Book Notes: Edurne Portela’s Mejor la ausencia

Edurne Portela was a professor of Latin American literature and specialized in the Argentinian novel on the Dirty War. Then she quit her job and became a full-time writer. This is important because her novel Mejor la ausencia is extraordinary similar – in terms of the plot, the narrative style, the protagonist, the choppy sentences that drive me nuts – to a novel on the Argentinian Dirty War by novelist Paula Varsavsky.
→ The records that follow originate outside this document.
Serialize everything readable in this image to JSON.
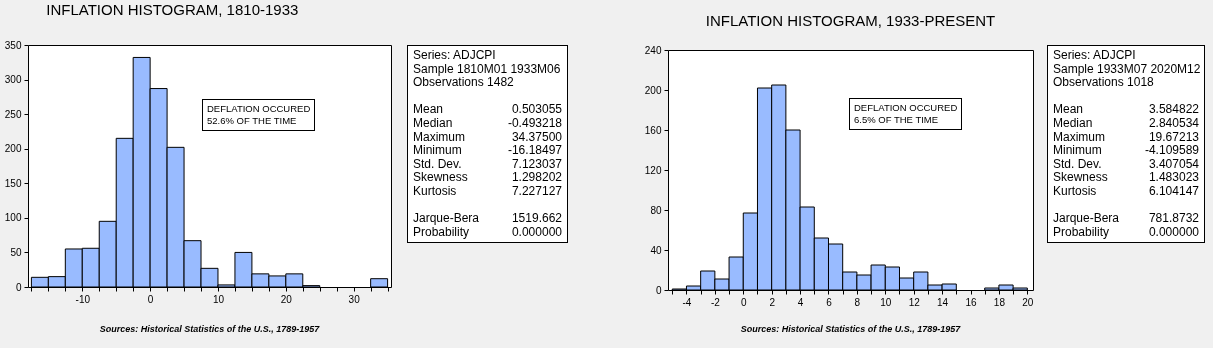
{
  "chart_data": [
    {
      "type": "histogram",
      "title": "INFLATION HISTOGRAM, 1810-1933",
      "color": "#99bbff",
      "bins": [
        -17.5,
        -15,
        -12.5,
        -10,
        -7.5,
        -5,
        -2.5,
        0,
        2.5,
        5,
        7.5,
        10,
        12.5,
        15,
        17.5,
        20,
        22.5,
        25,
        27.5,
        30,
        32.5,
        35
      ],
      "values": [
        14,
        15,
        55,
        56,
        95,
        215,
        332,
        287,
        202,
        67,
        27,
        3,
        50,
        19,
        16,
        19,
        2,
        0,
        0,
        0,
        12
      ],
      "xlim": [
        -18,
        35.5
      ],
      "xticks": [
        {
          "value": -17.5,
          "label": null
        },
        {
          "value": -15,
          "label": null
        },
        {
          "value": -12.5,
          "label": null
        },
        -10,
        {
          "value": -7.5,
          "label": null
        },
        {
          "value": -5,
          "label": null
        },
        {
          "value": -2.5,
          "label": null
        },
        0,
        {
          "value": 2.5,
          "label": null
        },
        {
          "value": 5,
          "label": null
        },
        {
          "value": 7.5,
          "label": null
        },
        10,
        {
          "value": 12.5,
          "label": null
        },
        {
          "value": 15,
          "label": null
        },
        {
          "value": 17.5,
          "label": null
        },
        20,
        {
          "value": 22.5,
          "label": null
        },
        {
          "value": 25,
          "label": null
        },
        {
          "value": 27.5,
          "label": null
        },
        30,
        {
          "value": 32.5,
          "label": null
        },
        {
          "value": 35,
          "label": null
        }
      ],
      "ylim": [
        0,
        350
      ],
      "yticks": [
        0,
        50,
        100,
        150,
        200,
        250,
        300,
        350
      ],
      "annotations": [
        "DEFLATION OCCURED\n52.6% OF THE TIME",
        "Series: ADJCPI\nSample 1810M01 1933M06\nObservations 1482\n\nMean\t0.503055\nMedian\t-0.493218\nMaximum\t34.37500\nMinimum\t-16.18497\nStd. Dev.\t7.123037\nSkewness\t1.298202\nKurtosis\t7.227127\n\nJarque-Bera\t1519.662\nProbability\t0.000000",
        "Sources: Historical Statistics of the U.S., 1789-1957"
      ]
    },
    {
      "type": "histogram",
      "title": "INFLATION HISTOGRAM, 1933-PRESENT",
      "color": "#99bbff",
      "bins": [
        -5,
        -4,
        -3,
        -2,
        -1,
        0,
        1,
        2,
        3,
        4,
        5,
        6,
        7,
        8,
        9,
        10,
        11,
        12,
        13,
        14,
        15,
        16,
        17,
        18,
        19,
        20
      ],
      "values": [
        1,
        4,
        19,
        11,
        33,
        77,
        202,
        205,
        160,
        83,
        52,
        46,
        18,
        15,
        25,
        23,
        12,
        18,
        5,
        6,
        0,
        0,
        2,
        5,
        2
      ],
      "xlim": [
        -5.3,
        20.4
      ],
      "xticks": [
        {
          "value": -5,
          "label": null
        },
        -4,
        {
          "value": -3,
          "label": null
        },
        -2,
        {
          "value": -1,
          "label": null
        },
        0,
        {
          "value": 1,
          "label": null
        },
        2,
        {
          "value": 3,
          "label": null
        },
        4,
        {
          "value": 5,
          "label": null
        },
        6,
        {
          "value": 7,
          "label": null
        },
        8,
        {
          "value": 9,
          "label": null
        },
        10,
        {
          "value": 11,
          "label": null
        },
        12,
        {
          "value": 13,
          "label": null
        },
        14,
        {
          "value": 15,
          "label": null
        },
        16,
        {
          "value": 17,
          "label": null
        },
        18,
        {
          "value": 19,
          "label": null
        },
        20
      ],
      "ylim": [
        0,
        240
      ],
      "yticks": [
        0,
        40,
        80,
        120,
        160,
        200,
        240
      ],
      "annotations": [
        "DEFLATION OCCURED\n6.5% OF THE TIME",
        "Series: ADJCPI\nSample 1933M07 2020M12\nObservations 1018\n\nMean\t3.584822\nMedian\t2.840534\nMaximum\t19.67213\nMinimum\t-4.109589\nStd. Dev.\t3.407054\nSkewness\t1.483023\nKurtosis\t6.104147\n\nJarque-Bera\t781.8732\nProbability\t0.000000",
        "Sources: Historical Statistics of the U.S., 1789-1957"
      ]
    }
  ]
}
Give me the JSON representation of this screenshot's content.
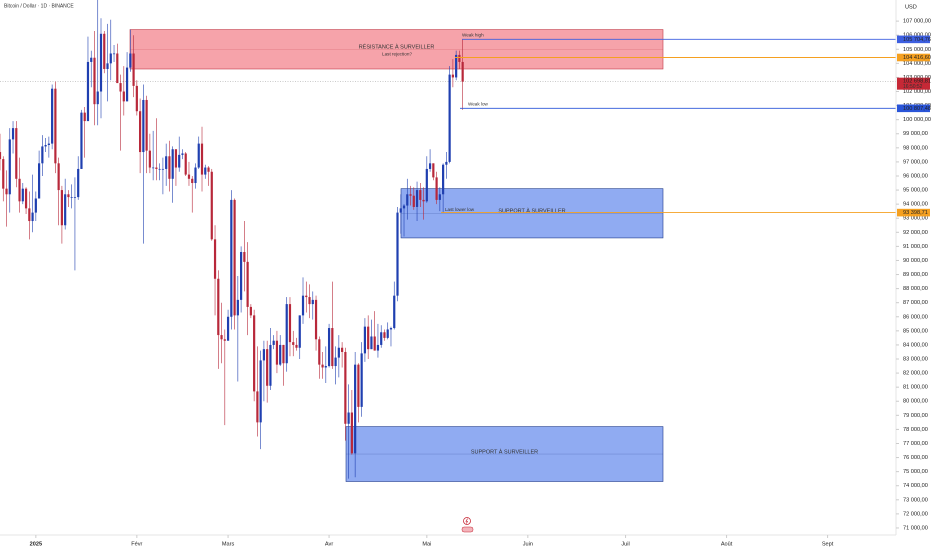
{
  "chart_data": {
    "type": "candlestick",
    "title": "Bitcoin / Dollar · 1D · BINANCE",
    "currency": "USD",
    "up_color": "#1f3fb0",
    "down_color": "#b8283a",
    "grid": false,
    "xlim": [
      -11,
      264
    ],
    "ylim": [
      70500,
      108500
    ],
    "xticks": [
      {
        "value": 0,
        "label": "2025"
      },
      {
        "value": 31,
        "label": "Févr"
      },
      {
        "value": 59,
        "label": "Mars"
      },
      {
        "value": 90,
        "label": "Avr"
      },
      {
        "value": 120,
        "label": "Mai"
      },
      {
        "value": 151,
        "label": "Juin"
      },
      {
        "value": 181,
        "label": "Juil"
      },
      {
        "value": 212,
        "label": "Août"
      },
      {
        "value": 243,
        "label": "Sept"
      }
    ],
    "yticks": [
      {
        "value": 71000,
        "label": "71 000,00"
      },
      {
        "value": 72000,
        "label": "72 000,00"
      },
      {
        "value": 73000,
        "label": "73 000,00"
      },
      {
        "value": 74000,
        "label": "74 000,00"
      },
      {
        "value": 75000,
        "label": "75 000,00"
      },
      {
        "value": 76000,
        "label": "76 000,00"
      },
      {
        "value": 77000,
        "label": "77 000,00"
      },
      {
        "value": 78000,
        "label": "78 000,00"
      },
      {
        "value": 79000,
        "label": "79 000,00"
      },
      {
        "value": 80000,
        "label": "80 000,00"
      },
      {
        "value": 81000,
        "label": "81 000,00"
      },
      {
        "value": 82000,
        "label": "82 000,00"
      },
      {
        "value": 83000,
        "label": "83 000,00"
      },
      {
        "value": 84000,
        "label": "84 000,00"
      },
      {
        "value": 85000,
        "label": "85 000,00"
      },
      {
        "value": 86000,
        "label": "86 000,00"
      },
      {
        "value": 87000,
        "label": "87 000,00"
      },
      {
        "value": 88000,
        "label": "88 000,00"
      },
      {
        "value": 89000,
        "label": "89 000,00"
      },
      {
        "value": 90000,
        "label": "90 000,00"
      },
      {
        "value": 91000,
        "label": "91 000,00"
      },
      {
        "value": 92000,
        "label": "92 000,00"
      },
      {
        "value": 93000,
        "label": "93 000,00"
      },
      {
        "value": 94000,
        "label": "94 000,00"
      },
      {
        "value": 95000,
        "label": "95 000,00"
      },
      {
        "value": 96000,
        "label": "96 000,00"
      },
      {
        "value": 97000,
        "label": "97 000,00"
      },
      {
        "value": 98000,
        "label": "98 000,00"
      },
      {
        "value": 99000,
        "label": "99 000,00"
      },
      {
        "value": 100000,
        "label": "100 000,00"
      },
      {
        "value": 101000,
        "label": "101 000,00"
      },
      {
        "value": 102000,
        "label": "102 000,00"
      },
      {
        "value": 103000,
        "label": "103 000,00"
      },
      {
        "value": 104000,
        "label": "104 000,00"
      },
      {
        "value": 105000,
        "label": "105 000,00"
      },
      {
        "value": 106000,
        "label": "106 000,00"
      },
      {
        "value": 107000,
        "label": "107 000,00"
      }
    ],
    "x": [
      -11,
      -10,
      -9,
      -8,
      -7,
      -6,
      -5,
      -4,
      -3,
      -2,
      -1,
      0,
      1,
      2,
      3,
      4,
      5,
      6,
      7,
      8,
      9,
      10,
      11,
      12,
      13,
      14,
      15,
      16,
      17,
      18,
      19,
      20,
      21,
      22,
      23,
      24,
      25,
      26,
      27,
      28,
      29,
      30,
      31,
      32,
      33,
      34,
      35,
      36,
      37,
      38,
      39,
      40,
      41,
      42,
      43,
      44,
      45,
      46,
      47,
      48,
      49,
      50,
      51,
      52,
      53,
      54,
      55,
      56,
      57,
      58,
      59,
      60,
      61,
      62,
      63,
      64,
      65,
      66,
      67,
      68,
      69,
      70,
      71,
      72,
      73,
      74,
      75,
      76,
      77,
      78,
      79,
      80,
      81,
      82,
      83,
      84,
      85,
      86,
      87,
      88,
      89,
      90,
      91,
      92,
      93,
      94,
      95,
      96,
      97,
      98,
      99,
      100,
      101,
      102,
      103,
      104,
      105,
      106,
      107,
      108,
      109,
      110,
      111,
      112,
      113,
      114,
      115,
      116,
      117,
      118,
      119,
      120,
      121,
      122,
      123,
      124,
      125,
      126,
      127,
      128,
      129,
      130,
      131
    ],
    "open": [
      97700,
      97200,
      95100,
      94700,
      98600,
      99400,
      95800,
      94200,
      95100,
      93700,
      92800,
      93400,
      94400,
      96900,
      98100,
      98200,
      98300,
      102200,
      96900,
      95000,
      92500,
      94700,
      94500,
      94500,
      94500,
      96500,
      100500,
      99900,
      104100,
      104400,
      101100,
      102000,
      106100,
      103600,
      104000,
      104700,
      104700,
      102600,
      102000,
      101300,
      103700,
      104700,
      102400,
      100600,
      97700,
      101400,
      97800,
      96600,
      96600,
      96500,
      96500,
      96500,
      97400,
      95800,
      97900,
      96600,
      97500,
      97600,
      96100,
      95800,
      95500,
      96600,
      98300,
      96100,
      96600,
      96300,
      91500,
      88700,
      84700,
      84400,
      84300,
      86000,
      94300,
      86100,
      87200,
      90600,
      89900,
      86700,
      86100,
      80700,
      78500,
      82900,
      83700,
      81100,
      84000,
      84300,
      82600,
      84000,
      82700,
      86900,
      84200,
      84000,
      83800,
      86100,
      87500,
      87400,
      86900,
      87200,
      84400,
      82600,
      82400,
      82500,
      85200,
      82500,
      83100,
      83800,
      83500,
      78400,
      79200,
      76300,
      82600,
      79600,
      83400,
      85300,
      83700,
      84600,
      83600,
      84000,
      84900,
      84500,
      85100,
      85200,
      87500,
      93400,
      93700,
      93900,
      94700,
      94600,
      93800,
      95000,
      94300,
      94200,
      96500,
      96900,
      95900,
      94300,
      94700,
      96800,
      97000,
      103200,
      103000,
      104600,
      104100
    ],
    "high": [
      99000,
      97400,
      96400,
      99400,
      99900,
      99900,
      97300,
      95500,
      95200,
      94900,
      96100,
      94900,
      97800,
      98900,
      98700,
      98800,
      102500,
      102700,
      97300,
      95300,
      95800,
      95000,
      95400,
      95900,
      97400,
      100700,
      100900,
      105900,
      104900,
      106300,
      109600,
      107200,
      106300,
      106800,
      107100,
      105300,
      105400,
      103200,
      103800,
      104800,
      106400,
      106000,
      102800,
      101500,
      102500,
      101700,
      99000,
      99200,
      100100,
      96900,
      97300,
      98300,
      98500,
      98100,
      97900,
      98800,
      97900,
      97700,
      97000,
      96000,
      96900,
      98800,
      99500,
      96800,
      96700,
      96500,
      92500,
      89300,
      87000,
      85100,
      86500,
      95000,
      94400,
      88900,
      91000,
      92800,
      91300,
      86900,
      86500,
      83900,
      83600,
      84300,
      84300,
      85200,
      84700,
      85000,
      84700,
      84000,
      87400,
      87400,
      85000,
      84500,
      86100,
      88800,
      88500,
      88300,
      87800,
      87500,
      84600,
      83500,
      83900,
      85500,
      88500,
      83900,
      84700,
      84200,
      83800,
      81200,
      80800,
      83500,
      82700,
      84200,
      85900,
      86100,
      85800,
      86400,
      85500,
      85400,
      85100,
      85600,
      85300,
      88500,
      93800,
      94700,
      94000,
      95800,
      95300,
      95200,
      95600,
      95500,
      95200,
      97400,
      97900,
      96900,
      96300,
      95200,
      96900,
      97700,
      103800,
      104300,
      104900,
      104900,
      105700
    ],
    "low": [
      96400,
      94200,
      92400,
      93400,
      97600,
      95200,
      93400,
      94000,
      93300,
      91500,
      92000,
      92800,
      94400,
      96000,
      97700,
      97300,
      97900,
      96200,
      92500,
      91200,
      92200,
      93800,
      93700,
      89300,
      94300,
      96500,
      97300,
      99900,
      102300,
      99600,
      99600,
      100100,
      103300,
      101300,
      102800,
      104100,
      102600,
      97800,
      100300,
      101300,
      103400,
      101600,
      100300,
      96200,
      91200,
      96200,
      96200,
      95700,
      95700,
      95700,
      94700,
      95300,
      94900,
      94100,
      95300,
      96300,
      97200,
      96000,
      95300,
      93400,
      95100,
      96500,
      94900,
      95800,
      95300,
      91400,
      86100,
      82300,
      82700,
      78300,
      84300,
      85100,
      85100,
      81400,
      86300,
      87800,
      84700,
      85900,
      80000,
      77500,
      76600,
      80000,
      79900,
      80800,
      83700,
      82000,
      82500,
      81100,
      82100,
      83200,
      83200,
      83600,
      83000,
      85500,
      86300,
      85900,
      85800,
      83600,
      81600,
      81600,
      81300,
      82400,
      82300,
      81200,
      81700,
      82400,
      77200,
      74500,
      76200,
      74600,
      78500,
      78900,
      82800,
      83000,
      83700,
      83600,
      83100,
      83800,
      84300,
      84400,
      83900,
      85100,
      87100,
      91900,
      91700,
      92900,
      93900,
      93600,
      92800,
      93800,
      92900,
      94100,
      96300,
      95700,
      94000,
      93500,
      93400,
      95800,
      96900,
      102300,
      102800,
      103600,
      100700
    ],
    "close": [
      97200,
      95100,
      94700,
      98600,
      99400,
      95800,
      94200,
      95100,
      93700,
      92800,
      93400,
      94400,
      96900,
      98100,
      98200,
      98300,
      102200,
      96900,
      95000,
      92500,
      94700,
      94500,
      94500,
      94500,
      96500,
      100500,
      99900,
      104100,
      104400,
      101100,
      102000,
      106100,
      103600,
      104000,
      104700,
      104700,
      102600,
      102000,
      101300,
      103700,
      104700,
      102400,
      100600,
      97700,
      101400,
      97800,
      96600,
      96600,
      96500,
      96500,
      96500,
      97400,
      95800,
      97900,
      96600,
      97500,
      97600,
      96100,
      95800,
      95500,
      96600,
      98300,
      96100,
      96600,
      96300,
      91500,
      88700,
      84700,
      84400,
      84300,
      86000,
      94300,
      86100,
      87200,
      90600,
      89900,
      86700,
      86100,
      80700,
      78500,
      82900,
      83700,
      81100,
      84000,
      84300,
      82600,
      84000,
      82700,
      86900,
      84200,
      84000,
      83800,
      86100,
      87500,
      87400,
      86900,
      87200,
      84400,
      82600,
      82400,
      82500,
      85200,
      82500,
      83100,
      83800,
      83500,
      78400,
      79200,
      76300,
      82600,
      79600,
      83400,
      85300,
      83700,
      84600,
      83600,
      84000,
      84900,
      84500,
      85100,
      85200,
      87500,
      93400,
      93700,
      93900,
      94700,
      94600,
      93800,
      95000,
      94300,
      94200,
      96500,
      96900,
      95900,
      94300,
      94700,
      96800,
      97000,
      103200,
      103000,
      104600,
      104100,
      102700
    ],
    "zones": [
      {
        "label": "RÉSISTANCE À SURVEILLER",
        "top": 106400,
        "bottom": 103600,
        "color": "#f4939b",
        "border": "#c23a48"
      },
      {
        "label": "SUPPORT À SURVEILLER",
        "top": 95100,
        "bottom": 91600,
        "color": "#7d9cf0",
        "border": "#1e3a8a"
      },
      {
        "label": "SUPPORT À SURVEILLER",
        "top": 78200,
        "bottom": 74300,
        "color": "#7d9cf0",
        "border": "#1e3a8a"
      }
    ],
    "levels": [
      {
        "name": "Weak high",
        "value": 105704.76,
        "value_label": "105 704,76",
        "color": "#3d5fe0"
      },
      {
        "name": "Last rejection?",
        "value": 104416.6,
        "value_label": "104 416,60",
        "color": "#f5a020"
      },
      {
        "name": "Weak low",
        "value": 100807.48,
        "value_label": "100 807,48",
        "color": "#2a55d8"
      },
      {
        "name": "Last lower low",
        "value": 93398.71,
        "value_label": "93 398,71",
        "color": "#f5a020"
      }
    ],
    "last_price": {
      "value": 102698.81,
      "label": "102 698,81",
      "countdown": "16:50:52",
      "color": "#c62836"
    }
  }
}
Like Varsavsky’s Nadie alzaba la voz, Portela’s novel is a Bildungsroman and a very conventional one. The protagonist is entitled, immature, self-infantilizing and lacking in insight to a degree one usually only expects to see mentally disabled people. What makes the novel attractive in spite of all this are hints at the presence of ETA somewhere around the plot. The idea that the novel promotes is that nationalist terrorism is a result of individual psychopathologies. 

I’m inured to the protagonists of contemporary female Bildungsromane, so I enjoyed the novel. I warn you, though, you might go loopy the first couple of times you meet all these Lulus, Natalias, and Beatrices who comprehend and describe their reality worse than a regular 3-year-old and pretend to be cute little girls in pigtails well past the age of thirty.

A good novel, though, seriously. I hope it gets translated.